## Compute driving distances - IN PROGRESS
Here we modify our previous analysis that computed the Euclidean distance between candidate site (exits) and existing infrastructure (DCFC) by instead measuring *driving* distances. To do this we need a network dataset, often called a *graph dataset* of roads, which we get from OpenStreetMap, and a means for analyzing network datasets, which we can do via the `osmnx` package. 

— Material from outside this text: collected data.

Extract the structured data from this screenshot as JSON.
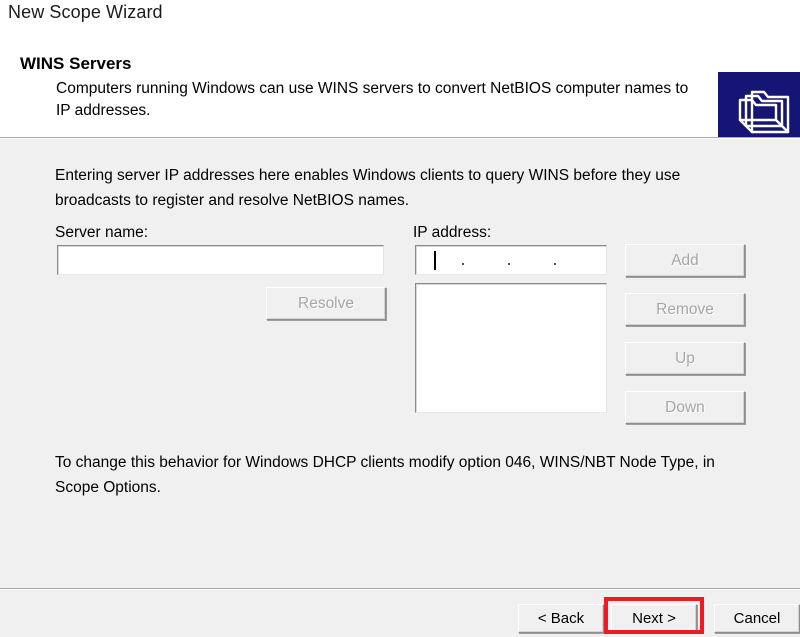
{
  "window": {
    "title": "New Scope Wizard"
  },
  "header": {
    "title": "WINS Servers",
    "description": "Computers running Windows can use WINS servers to convert NetBIOS computer names to IP addresses.",
    "icon": "folder-stack-icon",
    "icon_background": "#151575"
  },
  "body": {
    "intro": "Entering server IP addresses here enables Windows clients to query WINS before they use broadcasts to register and resolve NetBIOS names.",
    "server_name": {
      "label": "Server name:",
      "value": "",
      "placeholder": ""
    },
    "ip_address": {
      "label": "IP address:",
      "value": "",
      "segments": [
        "",
        "",
        "",
        ""
      ],
      "separator": "."
    },
    "ip_list": {
      "items": []
    },
    "buttons": {
      "resolve": "Resolve",
      "add": "Add",
      "remove": "Remove",
      "up": "Up",
      "down": "Down"
    },
    "note": "To change this behavior for Windows DHCP clients modify option 046, WINS/NBT Node Type, in Scope Options."
  },
  "footer": {
    "back": "< Back",
    "next": "Next >",
    "cancel": "Cancel",
    "highlight_color": "#ed1c24",
    "highlighted_button": "next"
  }
}
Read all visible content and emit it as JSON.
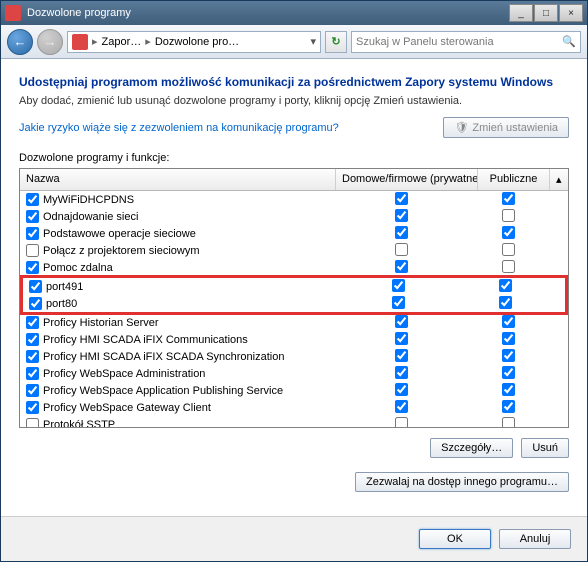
{
  "window": {
    "title": "Dozwolone programy"
  },
  "winbtns": {
    "min": "_",
    "max": "□",
    "close": "×"
  },
  "nav": {
    "crumb1": "Zapor…",
    "crumb2": "Dozwolone pro…",
    "search_placeholder": "Szukaj w Panelu sterowania"
  },
  "page": {
    "heading": "Udostępniaj programom możliwość komunikacji za pośrednictwem Zapory systemu Windows",
    "sub": "Aby dodać, zmienić lub usunąć dozwolone programy i porty, kliknij opcję Zmień ustawienia.",
    "risk_link": "Jakie ryzyko wiąże się z zezwoleniem na komunikację programu?",
    "change_btn": "Zmień ustawienia",
    "group_label": "Dozwolone programy i funkcje:",
    "cols": {
      "name": "Nazwa",
      "private": "Domowe/firmowe (prywatne)",
      "public": "Publiczne"
    },
    "details_btn": "Szczegóły…",
    "remove_btn": "Usuń",
    "allow_btn": "Zezwalaj na dostęp innego programu…",
    "ok": "OK",
    "cancel": "Anuluj"
  },
  "rows": [
    {
      "name": "MyWiFiDHCPDNS",
      "on": true,
      "priv": true,
      "pub": true,
      "hl": false
    },
    {
      "name": "Odnajdowanie sieci",
      "on": true,
      "priv": true,
      "pub": false,
      "hl": false
    },
    {
      "name": "Podstawowe operacje sieciowe",
      "on": true,
      "priv": true,
      "pub": true,
      "hl": false
    },
    {
      "name": "Połącz z projektorem sieciowym",
      "on": false,
      "priv": false,
      "pub": false,
      "hl": false
    },
    {
      "name": "Pomoc zdalna",
      "on": true,
      "priv": true,
      "pub": false,
      "hl": false
    },
    {
      "name": "port491",
      "on": true,
      "priv": true,
      "pub": true,
      "hl": true
    },
    {
      "name": "port80",
      "on": true,
      "priv": true,
      "pub": true,
      "hl": true
    },
    {
      "name": "Proficy Historian Server",
      "on": true,
      "priv": true,
      "pub": true,
      "hl": false
    },
    {
      "name": "Proficy HMI SCADA iFIX Communications",
      "on": true,
      "priv": true,
      "pub": true,
      "hl": false
    },
    {
      "name": "Proficy HMI SCADA iFIX SCADA Synchronization",
      "on": true,
      "priv": true,
      "pub": true,
      "hl": false
    },
    {
      "name": "Proficy WebSpace Administration",
      "on": true,
      "priv": true,
      "pub": true,
      "hl": false
    },
    {
      "name": "Proficy WebSpace Application Publishing Service",
      "on": true,
      "priv": true,
      "pub": true,
      "hl": false
    },
    {
      "name": "Proficy WebSpace Gateway Client",
      "on": true,
      "priv": true,
      "pub": true,
      "hl": false
    },
    {
      "name": "Protokół SSTP",
      "on": false,
      "priv": false,
      "pub": false,
      "hl": false
    }
  ]
}
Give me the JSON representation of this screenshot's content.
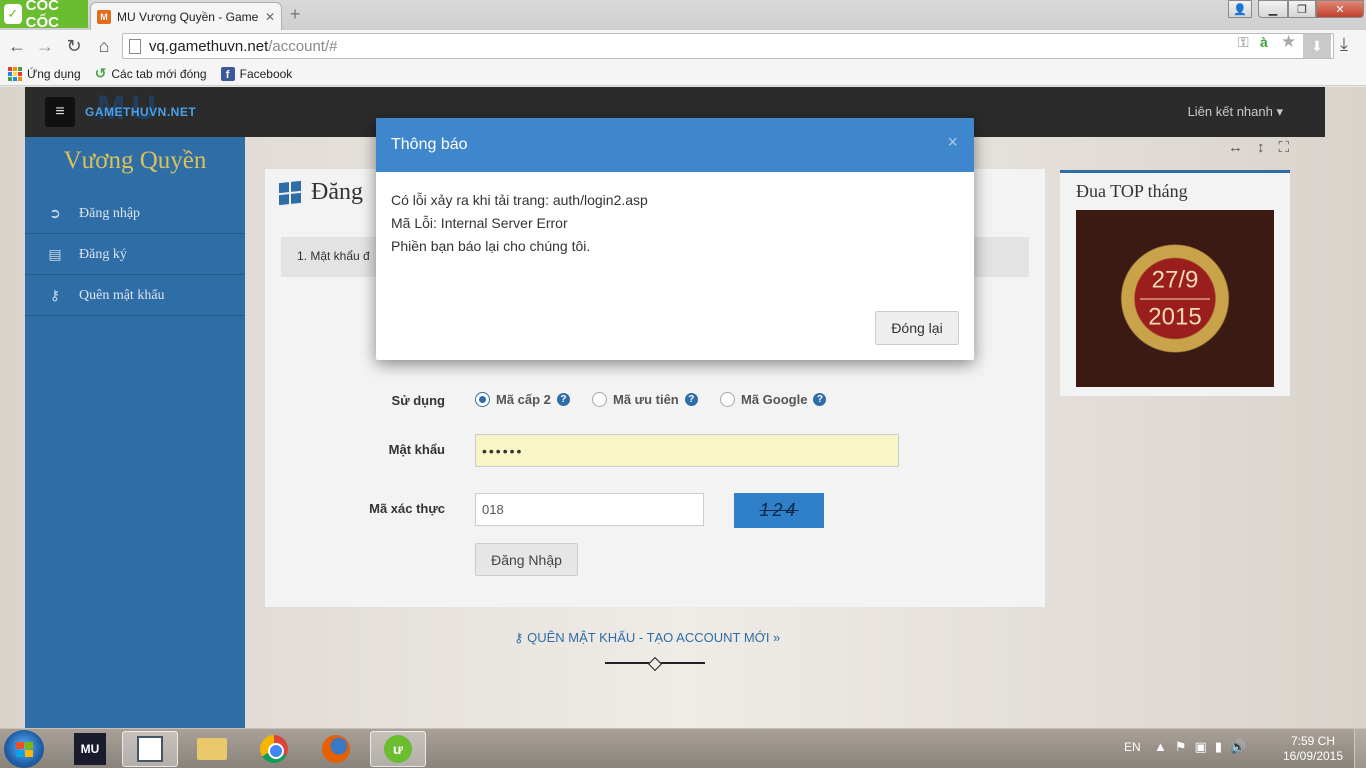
{
  "browser": {
    "brand": "CỐC CỐC",
    "tab_title": "MU Vương Quyền - Game",
    "url_host": "vq.gamethuvn.net",
    "url_path": "/account/#",
    "bookmarks": [
      {
        "label": "Ứng dụng",
        "icon": "apps-grid-icon"
      },
      {
        "label": "Các tab mới đóng",
        "icon": "recent-tabs-icon"
      },
      {
        "label": "Facebook",
        "icon": "facebook-icon"
      }
    ]
  },
  "site": {
    "logo_text": "GAMETHUVN.NET",
    "logo_big": "MU",
    "quick_links": "Liên kết nhanh ▾",
    "brand": "Vương Quyền",
    "sidebar": [
      {
        "label": "Đăng nhập",
        "icon": "sign-in-icon"
      },
      {
        "label": "Đăng ký",
        "icon": "document-icon"
      },
      {
        "label": "Quên mật khẩu",
        "icon": "key-icon"
      }
    ],
    "main_title": "Đăng",
    "step_text": "1. Mật khẩu đ"
  },
  "form": {
    "use_label": "Sử dụng",
    "options": [
      "Mã cấp 2",
      "Mã ưu tiên",
      "Mã Google"
    ],
    "selected_option": "Mã cấp 2",
    "password_label": "Mật khẩu",
    "password_value": "••••••",
    "captcha_label": "Mã xác thực",
    "captcha_value": "018",
    "captcha_image_text": "124",
    "login_button": "Đăng Nhập"
  },
  "footer": {
    "links": "QUÊN MẬT KHẨU - TẠO ACCOUNT MỚI »"
  },
  "widget": {
    "title": "Đua TOP tháng",
    "date_top": "27/9",
    "date_bottom": "2015"
  },
  "modal": {
    "title": "Thông báo",
    "close_glyph": "×",
    "line1": "Có lỗi xảy ra khi tải trang: auth/login2.asp",
    "line2": "Mã Lỗi: Internal Server Error",
    "line3": "Phiền bạn báo lại cho chúng tôi.",
    "ok_button": "Đóng lại"
  },
  "taskbar": {
    "lang": "EN",
    "time": "7:59 CH",
    "date": "16/09/2015",
    "apps": [
      "mu-game-icon",
      "document-viewer-icon",
      "file-explorer-icon",
      "chrome-icon",
      "firefox-icon",
      "coccoc-icon"
    ]
  },
  "colors": {
    "sidebar": "#2f6da6",
    "modal_header": "#3f87cc",
    "brand_gold": "#d9c25a",
    "coccoc_green": "#6abd2e"
  }
}
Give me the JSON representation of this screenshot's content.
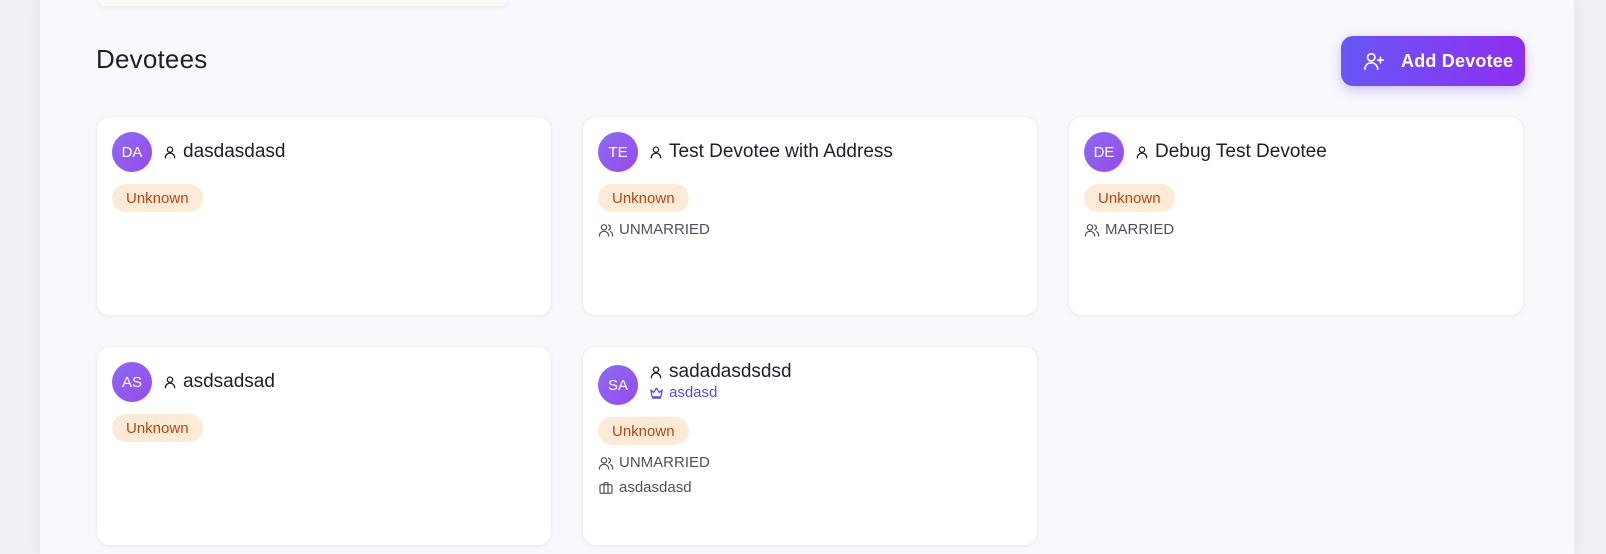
{
  "page": {
    "title": "Devotees",
    "add_button_label": "Add Devotee"
  },
  "colors": {
    "accent_start": "#6757f5",
    "accent_end": "#8f2ff0",
    "badge_bg": "#fdebd8",
    "badge_text": "#b34712",
    "gotra_text": "#5b4be0"
  },
  "devotees": [
    {
      "initials": "DA",
      "name": "dasdasdasd",
      "status": "Unknown"
    },
    {
      "initials": "TE",
      "name": "Test Devotee with Address",
      "status": "Unknown",
      "marital_status": "UNMARRIED"
    },
    {
      "initials": "DE",
      "name": "Debug Test Devotee",
      "status": "Unknown",
      "marital_status": "MARRIED"
    },
    {
      "initials": "AS",
      "name": "asdsadsad",
      "status": "Unknown"
    },
    {
      "initials": "SA",
      "name": "sadadasdsdsd",
      "gotra": "asdasd",
      "status": "Unknown",
      "marital_status": "UNMARRIED",
      "occupation": "asdasdasd"
    }
  ],
  "icons": {
    "add_button": "user-plus-icon",
    "name": "user-icon",
    "gotra": "crown-icon",
    "marital": "users-icon",
    "occupation": "briefcase-icon"
  }
}
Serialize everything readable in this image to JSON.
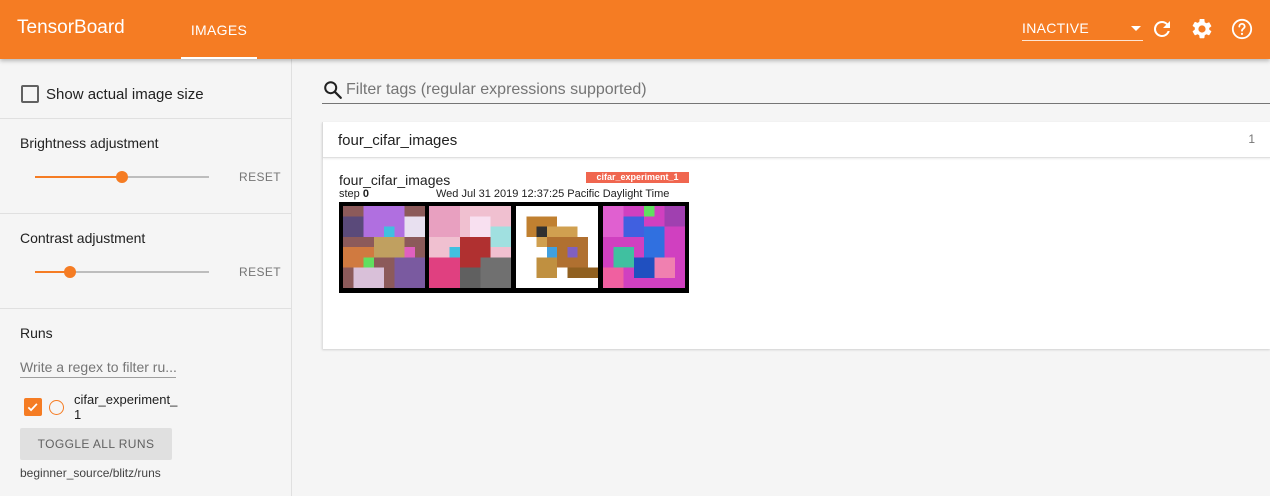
{
  "header": {
    "brand": "TensorBoard",
    "tab_images": "IMAGES",
    "status_select": "INACTIVE",
    "icons": [
      "refresh-icon",
      "gear-icon",
      "help-icon"
    ],
    "accent_color": "#f57c23"
  },
  "sidebar": {
    "show_actual_size_label": "Show actual image size",
    "show_actual_size_checked": false,
    "brightness": {
      "title": "Brightness adjustment",
      "reset_label": "RESET",
      "value_fraction": 0.5
    },
    "contrast": {
      "title": "Contrast adjustment",
      "reset_label": "RESET",
      "value_fraction": 0.2
    },
    "runs": {
      "title": "Runs",
      "filter_placeholder": "Write a regex to filter ru...",
      "items": [
        {
          "name": "cifar_experiment_1",
          "checked": true,
          "color": "#f57c23"
        }
      ],
      "toggle_all_label": "TOGGLE ALL RUNS",
      "logdir": "beginner_source/blitz/runs"
    }
  },
  "main": {
    "filter_placeholder": "Filter tags (regular expressions supported)",
    "card": {
      "title": "four_cifar_images",
      "count": "1",
      "image_panel": {
        "tag": "four_cifar_images",
        "run_label": "cifar_experiment_1",
        "run_color": "#f0664f",
        "step_prefix": "step",
        "step": "0",
        "wall_time": "Wed Jul 31 2019 12:37:25 Pacific Daylight Time",
        "thumbnails": [
          "mixed-pixel-image",
          "pink-pixel-image",
          "frog-image",
          "magenta-pixel-image"
        ]
      }
    }
  }
}
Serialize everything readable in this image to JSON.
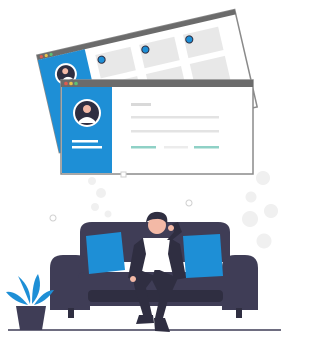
{
  "colors": {
    "accent": "#1e8fd6",
    "accent_dark": "#1977b8",
    "window_titlebar": "#6b6b6b",
    "window_border": "#8a8a8a",
    "content_block": "#e8e8e8",
    "line_gray": "#d9d9d9",
    "line_teal": "#8fd1c6",
    "dot_red": "#e05a4f",
    "dot_yellow": "#e7c24a",
    "dot_green": "#5ebf73",
    "couch": "#3f3d56",
    "couch_dark": "#2f2e41",
    "cushion": "#1e8fd6",
    "skin": "#f3b9a6",
    "hair": "#2f2e41",
    "shirt": "#ffffff",
    "pants": "#2f2e41",
    "plant_leaf": "#1e8fd6",
    "pot": "#3f3d56",
    "floor": "#3f3d56",
    "bubble": "#f0f0f0"
  },
  "icons": {
    "back_window_avatar": "user-avatar-icon",
    "front_window_avatar": "user-avatar-icon"
  }
}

The analysis here is guided by the analysis presented in [Lesson 6: Network Analysis in Python](https://automating-gis-processes.github.io/site/notebooks/L6/network-analysis.html) of the Automating GIS curriculum, but with a number of twists. We also need to dig deeper into the graph analysis capabilities of the [NetworkX package](https://networkx.github.io/documentation/networkx-1.10/index.html), specifically using its [shortest paths](https://networkx.github.io/documentation/networkx-1.10/reference/algorithms.shortest_paths.html) algorithms to measure network distances away from DFCF chargers. 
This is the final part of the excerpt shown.